Yan Wang a, Yvonne Angell a, Yun Wu b, Yanfen Teng b, Meng Li b, Krishna Kodukula c and Robert Drakas c
a. Department of Peptide Chemistry, ChemPartner SSF;
b. ChemPartner Shanghai;
c. ShangPharma Innovation, 280 Utah Avenue, Suite 250, SSF, CA 94080
Chemerin is an immunomodulating factor secreted in many tissues including the spleen, lymph nodes, adipose tissue and epithelia. It was identified as a ligand of the Chemerin receptor (ChemR23 / CMKLR1), a chemokine like G protein-coupled receptor (GPCR) and induces chemotaxis in natural killer cells, macrophages, and immature dendritic cells. It is secreted as an inactive precursor, pro-chemerin, and is activated by proteolytic removal of amino acids from the c-terminus by proteases such as elastase, cathepsin G, or kallikrein 7. The nonapeptide, chemerin-9, derived from the C-terminus of the processed form of chemerin is also a potent agonist of CMKLR1.
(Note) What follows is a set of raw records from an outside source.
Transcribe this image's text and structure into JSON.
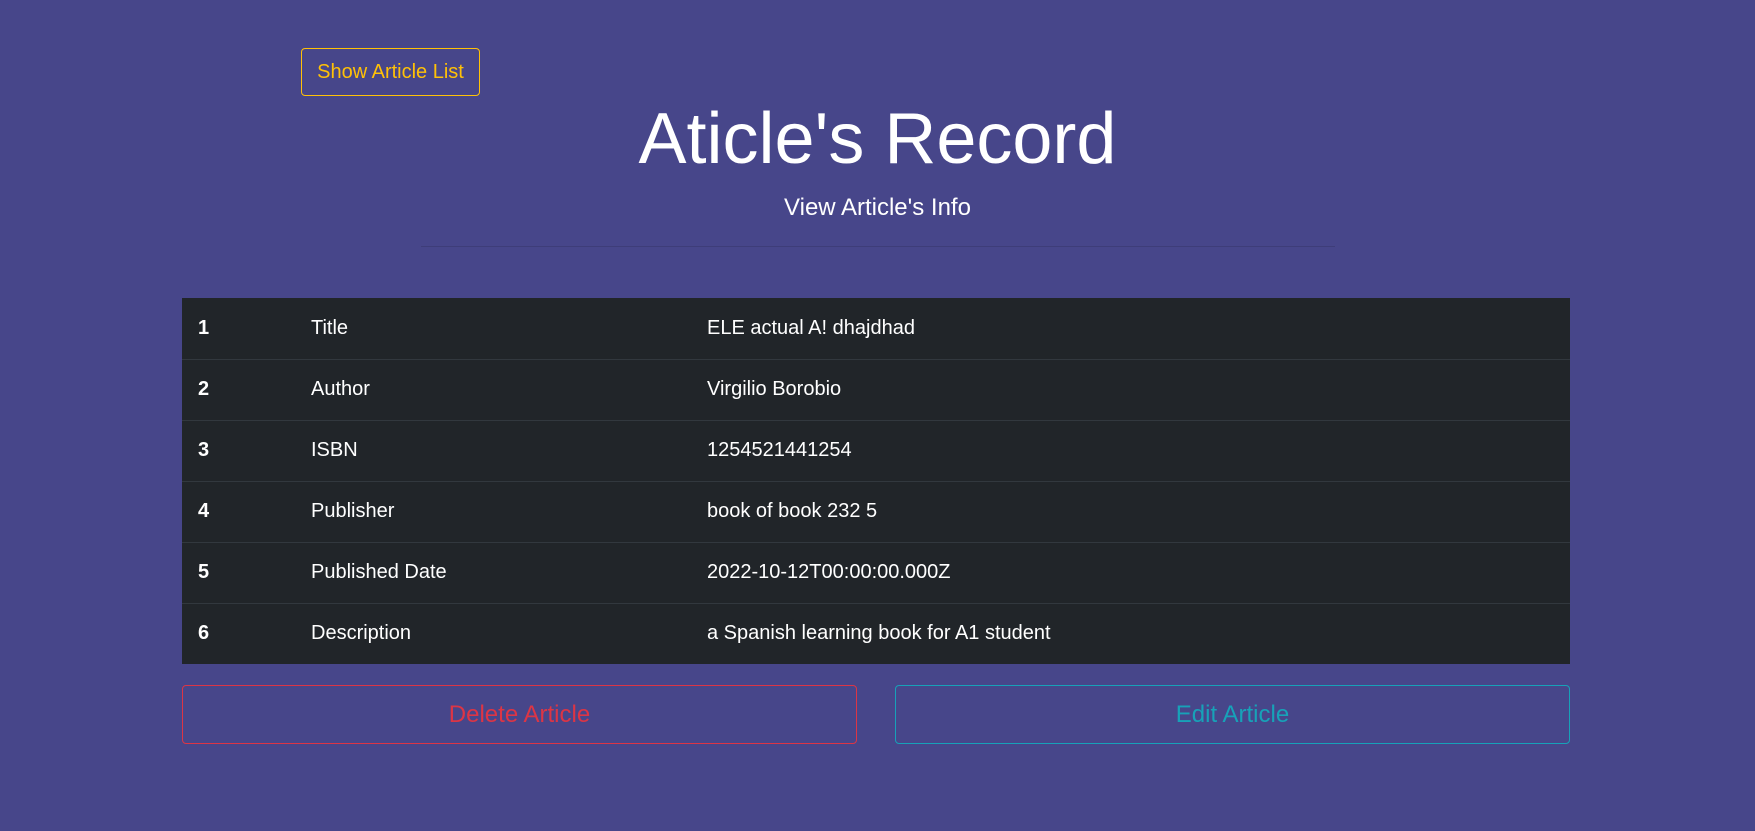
{
  "header": {
    "show_list_label": "Show Article List",
    "title": "Aticle's Record",
    "subtitle": "View Article's Info"
  },
  "record": {
    "rows": [
      {
        "num": "1",
        "label": "Title",
        "value": "ELE actual A! dhajdhad"
      },
      {
        "num": "2",
        "label": "Author",
        "value": "Virgilio Borobio"
      },
      {
        "num": "3",
        "label": "ISBN",
        "value": "1254521441254"
      },
      {
        "num": "4",
        "label": "Publisher",
        "value": "book of book 232 5"
      },
      {
        "num": "5",
        "label": "Published Date",
        "value": "2022-10-12T00:00:00.000Z"
      },
      {
        "num": "6",
        "label": "Description",
        "value": "a Spanish learning book for A1 student"
      }
    ]
  },
  "actions": {
    "delete_label": "Delete Article",
    "edit_label": "Edit Article"
  },
  "colors": {
    "background": "#47468a",
    "table_bg": "#212529",
    "warning": "#ffc107",
    "danger": "#dc3545",
    "info": "#17a2b8"
  }
}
Chemerin is involved in a variety of functions including cell differentiation and has been linked with diverse indications such as inflammation, psoriasis and obesity. However, its mechanism and detailed signaling pathway remain unclear. Also, chemerin and chemerin-9 are rapidly degraded and inactivated in plasma, which has limited their use in in vivo experiments and as potential therapies. There is a need to develop stable and selective molecular tools to accelerate pharmacological analysis of Chemerin–CMKLR1 interactions, better define signaling pathways, and screen in vivo to validate CMKLR1 as a potential therapeutic target.
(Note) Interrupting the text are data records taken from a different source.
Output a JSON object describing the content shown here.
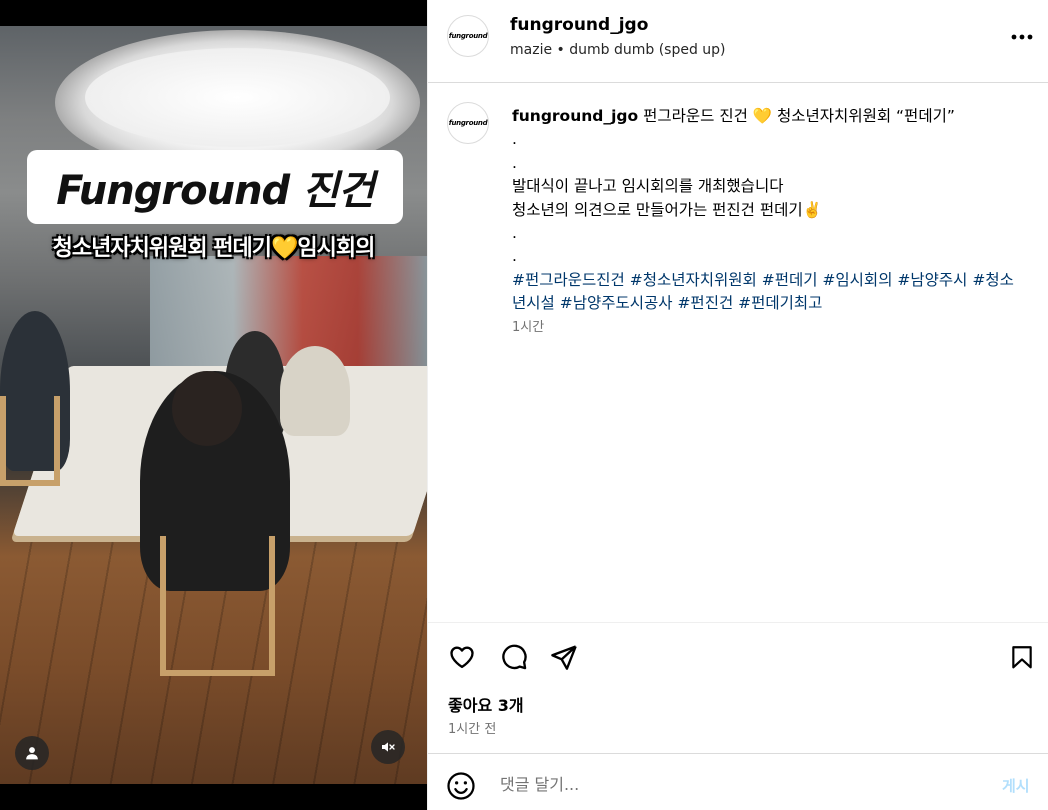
{
  "video": {
    "title_card": "Funground 진건",
    "subtitle": "청소년자치위원회 펀데기💛임시회의"
  },
  "header": {
    "avatar_text": "funground",
    "username": "funground_jgo",
    "audio": "mazie • dumb dumb (sped up)"
  },
  "caption": {
    "username": "funground_jgo",
    "text": " 펀그라운드 진건 💛 청소년자치위원회 “펀데기”\n.\n.\n발대식이 끝나고 임시회의를 개최했습니다\n청소년의 의견으로 만들어가는 펀진건 펀데기✌️\n.\n.\n",
    "hashtags": "#펀그라운드진건 #청소년자치위원회 #펀데기 #임시회의 #남양주시 #청소년시설 #남양주도시공사 #펀진건 #펀데기최고",
    "time": "1시간"
  },
  "actions": {
    "likes": "좋아요 3개",
    "time": "1시간 전"
  },
  "comment": {
    "placeholder": "댓글 달기...",
    "post_label": "게시"
  }
}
We carried out multiple peptide modification strategies and tested more than 230 peptides in an SAR study, using human CMKLR1 over-expressed in U2OS cells as our primary assay. A number of potent analogs were identified, among them, two peptides were chosen as lead candidates for further studies. Both analogs showed good metabolic stability and no toxicity. They also had excellent GPCR selectivity during GPCR panel screening at 10 µM concentration.
Thus, these analogs have emerged as useful tools for further interrogation of chemerin’s biological role and as potential lead structures for continued development.